La situazione in famiglia, intanto, era peggiorata quando Eugenia aveva scoperto di non portare lo stesso cognome dei suoi fratellastri. La madre la calunniava, mentre il patrigno la infastidiva. Nel maggio 1886, poco dopo una di quelle liti, si era gettata in ginocchio nella sua stanza. Da un quadro appeso sopra il letto aveva visto staccarsi una luce, che l’aveva colpita al cuore come la punta di uno stilo: da allora si era sentita cambiata.
Chiese quindi di poter essere ammessa tra le Orsoline del Sacro Cuore, ma fu invitata a rivolgersi a un’altra congregazione, le Piccole Figlie dei Sacri Cuori di Gesù e di Maria, fondata appena due anni prima che lei nascesse, a Parma: le suore, infatti, conoscevano bene il fondatore, monsignor Agostino Chieppi, che spesso veniva a Milano per predicare anche da loro.

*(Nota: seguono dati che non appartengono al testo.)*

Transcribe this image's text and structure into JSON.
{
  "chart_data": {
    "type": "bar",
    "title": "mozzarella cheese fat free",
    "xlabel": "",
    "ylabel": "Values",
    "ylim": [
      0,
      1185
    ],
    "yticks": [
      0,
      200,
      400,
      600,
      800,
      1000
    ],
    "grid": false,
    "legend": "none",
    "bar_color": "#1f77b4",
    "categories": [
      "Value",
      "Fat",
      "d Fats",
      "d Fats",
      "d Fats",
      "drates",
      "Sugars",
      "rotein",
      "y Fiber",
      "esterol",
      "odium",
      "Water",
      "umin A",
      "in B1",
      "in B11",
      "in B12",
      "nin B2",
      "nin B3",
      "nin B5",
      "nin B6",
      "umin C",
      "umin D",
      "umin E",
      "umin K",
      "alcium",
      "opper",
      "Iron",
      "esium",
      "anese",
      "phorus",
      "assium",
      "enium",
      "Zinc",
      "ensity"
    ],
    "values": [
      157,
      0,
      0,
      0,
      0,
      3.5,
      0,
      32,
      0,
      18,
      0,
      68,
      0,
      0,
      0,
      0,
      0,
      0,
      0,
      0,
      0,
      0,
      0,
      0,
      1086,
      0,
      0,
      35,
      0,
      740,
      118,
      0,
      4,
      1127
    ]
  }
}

In effetti, a causa dei contrasti in famiglia, non era opportuno che restasse in città.
La notte del 30 agosto 1887, quindi, Eugenia lasciò casa sua e, ospitata dalle Orsoline fino al mattino, partì alla volta di Parma. Monsignor Chieppi l’aiutò a inserirsi nella comunità e incoraggiò le altre religiose a sostenerla, anche quando una malattia sembrò porre fine ai suoi desideri.

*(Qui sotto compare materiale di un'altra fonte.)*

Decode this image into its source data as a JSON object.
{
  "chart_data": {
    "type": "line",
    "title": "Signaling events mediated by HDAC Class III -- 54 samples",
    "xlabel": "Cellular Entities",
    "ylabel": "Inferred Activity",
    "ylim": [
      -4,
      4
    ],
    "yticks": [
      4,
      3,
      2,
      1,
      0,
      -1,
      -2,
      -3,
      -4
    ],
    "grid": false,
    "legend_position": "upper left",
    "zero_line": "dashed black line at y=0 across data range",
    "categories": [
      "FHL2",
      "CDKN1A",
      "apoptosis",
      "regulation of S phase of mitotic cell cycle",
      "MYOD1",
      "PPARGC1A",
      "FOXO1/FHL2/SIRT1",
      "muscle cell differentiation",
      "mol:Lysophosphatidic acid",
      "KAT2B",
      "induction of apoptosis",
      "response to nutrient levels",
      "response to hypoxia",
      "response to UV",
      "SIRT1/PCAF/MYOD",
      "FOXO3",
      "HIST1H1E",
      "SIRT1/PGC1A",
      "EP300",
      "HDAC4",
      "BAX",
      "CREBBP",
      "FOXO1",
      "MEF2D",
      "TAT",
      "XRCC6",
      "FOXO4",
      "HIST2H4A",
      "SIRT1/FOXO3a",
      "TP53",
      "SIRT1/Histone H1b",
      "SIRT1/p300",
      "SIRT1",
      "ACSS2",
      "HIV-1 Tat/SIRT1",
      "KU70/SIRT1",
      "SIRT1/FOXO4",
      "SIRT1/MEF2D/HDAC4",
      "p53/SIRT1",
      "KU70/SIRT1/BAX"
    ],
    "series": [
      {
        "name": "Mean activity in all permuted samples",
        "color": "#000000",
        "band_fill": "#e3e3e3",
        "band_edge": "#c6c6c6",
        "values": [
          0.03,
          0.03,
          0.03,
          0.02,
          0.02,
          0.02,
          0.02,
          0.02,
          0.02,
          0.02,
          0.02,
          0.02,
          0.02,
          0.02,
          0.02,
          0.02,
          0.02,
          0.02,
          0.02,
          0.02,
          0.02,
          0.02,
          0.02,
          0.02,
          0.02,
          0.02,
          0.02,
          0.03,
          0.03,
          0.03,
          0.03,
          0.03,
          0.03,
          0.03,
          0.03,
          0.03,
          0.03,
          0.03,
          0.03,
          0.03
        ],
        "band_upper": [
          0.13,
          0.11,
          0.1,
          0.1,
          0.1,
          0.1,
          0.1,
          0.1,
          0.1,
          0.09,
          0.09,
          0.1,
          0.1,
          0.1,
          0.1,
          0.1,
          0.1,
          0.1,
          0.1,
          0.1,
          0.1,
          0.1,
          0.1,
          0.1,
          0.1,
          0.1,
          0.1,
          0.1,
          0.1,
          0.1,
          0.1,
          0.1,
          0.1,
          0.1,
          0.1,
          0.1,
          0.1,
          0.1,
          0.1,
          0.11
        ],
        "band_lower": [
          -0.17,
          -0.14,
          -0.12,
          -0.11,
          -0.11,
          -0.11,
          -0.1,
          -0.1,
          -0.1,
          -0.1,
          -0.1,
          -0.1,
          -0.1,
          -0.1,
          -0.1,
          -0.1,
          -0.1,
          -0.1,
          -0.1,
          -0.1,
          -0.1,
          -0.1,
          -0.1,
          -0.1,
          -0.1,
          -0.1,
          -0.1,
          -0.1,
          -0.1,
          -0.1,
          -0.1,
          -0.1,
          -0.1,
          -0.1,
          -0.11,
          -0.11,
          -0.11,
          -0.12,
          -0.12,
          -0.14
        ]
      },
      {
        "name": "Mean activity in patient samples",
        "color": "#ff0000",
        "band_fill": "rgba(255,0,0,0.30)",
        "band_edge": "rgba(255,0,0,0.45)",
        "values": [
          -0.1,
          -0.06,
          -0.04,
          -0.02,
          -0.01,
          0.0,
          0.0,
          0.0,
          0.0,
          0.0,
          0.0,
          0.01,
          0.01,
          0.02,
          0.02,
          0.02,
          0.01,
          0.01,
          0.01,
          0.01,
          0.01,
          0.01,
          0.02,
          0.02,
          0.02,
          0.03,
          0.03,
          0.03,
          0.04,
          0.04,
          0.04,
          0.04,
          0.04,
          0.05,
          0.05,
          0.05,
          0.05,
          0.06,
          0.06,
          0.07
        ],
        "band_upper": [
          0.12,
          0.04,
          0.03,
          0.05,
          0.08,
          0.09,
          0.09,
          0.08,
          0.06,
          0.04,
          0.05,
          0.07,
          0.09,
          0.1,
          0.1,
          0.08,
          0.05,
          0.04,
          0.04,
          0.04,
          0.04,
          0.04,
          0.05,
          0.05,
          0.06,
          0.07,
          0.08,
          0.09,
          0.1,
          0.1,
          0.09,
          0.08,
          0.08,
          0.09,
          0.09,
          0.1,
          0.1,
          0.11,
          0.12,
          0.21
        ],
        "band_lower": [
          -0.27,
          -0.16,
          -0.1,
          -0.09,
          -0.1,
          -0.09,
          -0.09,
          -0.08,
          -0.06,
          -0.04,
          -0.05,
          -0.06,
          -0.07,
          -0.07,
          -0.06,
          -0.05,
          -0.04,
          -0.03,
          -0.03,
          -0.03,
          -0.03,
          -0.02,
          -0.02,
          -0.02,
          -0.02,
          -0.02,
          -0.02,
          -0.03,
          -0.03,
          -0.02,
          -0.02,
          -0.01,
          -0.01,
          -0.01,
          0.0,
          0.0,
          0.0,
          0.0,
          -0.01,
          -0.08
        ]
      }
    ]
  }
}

Iniziò il noviziato il 26 agosto 1888: ricevendo la medaglia dal fondatore, riconobbe come fosse uguale a un piccolo segno simile che aveva trovato per strada, a Milano, mentre andava all’oratorio festivo. Il 10 giugno 1891 professò i voti temporanei nelle mani del fondatore, mentre emise quelli perpetui il 1° giugno 1894.

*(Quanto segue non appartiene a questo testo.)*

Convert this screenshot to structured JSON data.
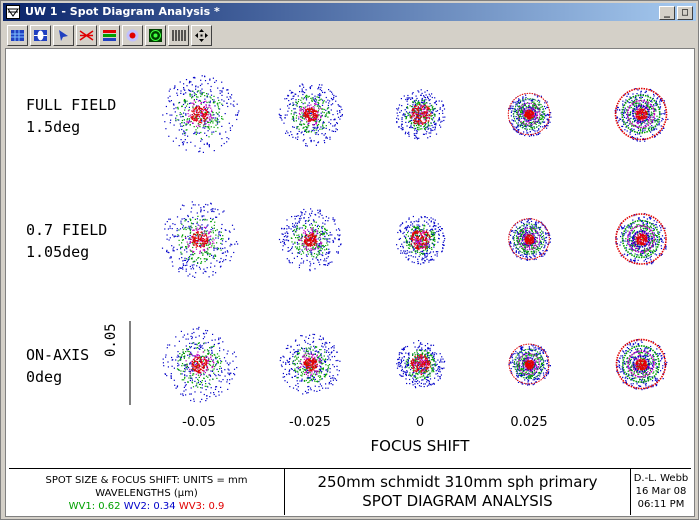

Iniziò il suo servizio come insegnante di musica e di francese all’Istituto della Provvidenza di Parma. Nell’estate 1905 fu nominata maestra delle novizie fino al gennaio 1910, quando la superiora generale le affidò l’incarico di segretaria generale. Le succedette, il 19 giugno 1911, come nuova superiora generale.
Madre Eugenia guidò la congregazione cercando d’interpretare le consegne del fondatore e di coniugarle con le necessità del tempo, comprese quelle che si profilarono con l’ingresso dell’Italia nella prima guerra mondiale. Nel suo diario spirituale, scritto per obbedienza a don Giuseppe Parma, assistente ecclesiastico delle Piccole Figlie, annotò quanto Dio diceva al suo cuore, specie durante la preghiera davanti al Tabernacolo.
Nel giugno 1918 le fu diagnosticata una pleurite essudativa sinistra con febbre alta, a cui si aggiunse, a novembre, un’artrosinovite all’articolazione tibio-tarsica, a causa della quale le fu amputato il piede destro. Questo non impedì, nonostante le sue rimostranze, che venisse rieletta per un secondo mandato. Morì dopo una lunga agonia il 7 settembre 1891, trent’anni esatti dopo monsignor Chieppi (Venerabile dal 1992).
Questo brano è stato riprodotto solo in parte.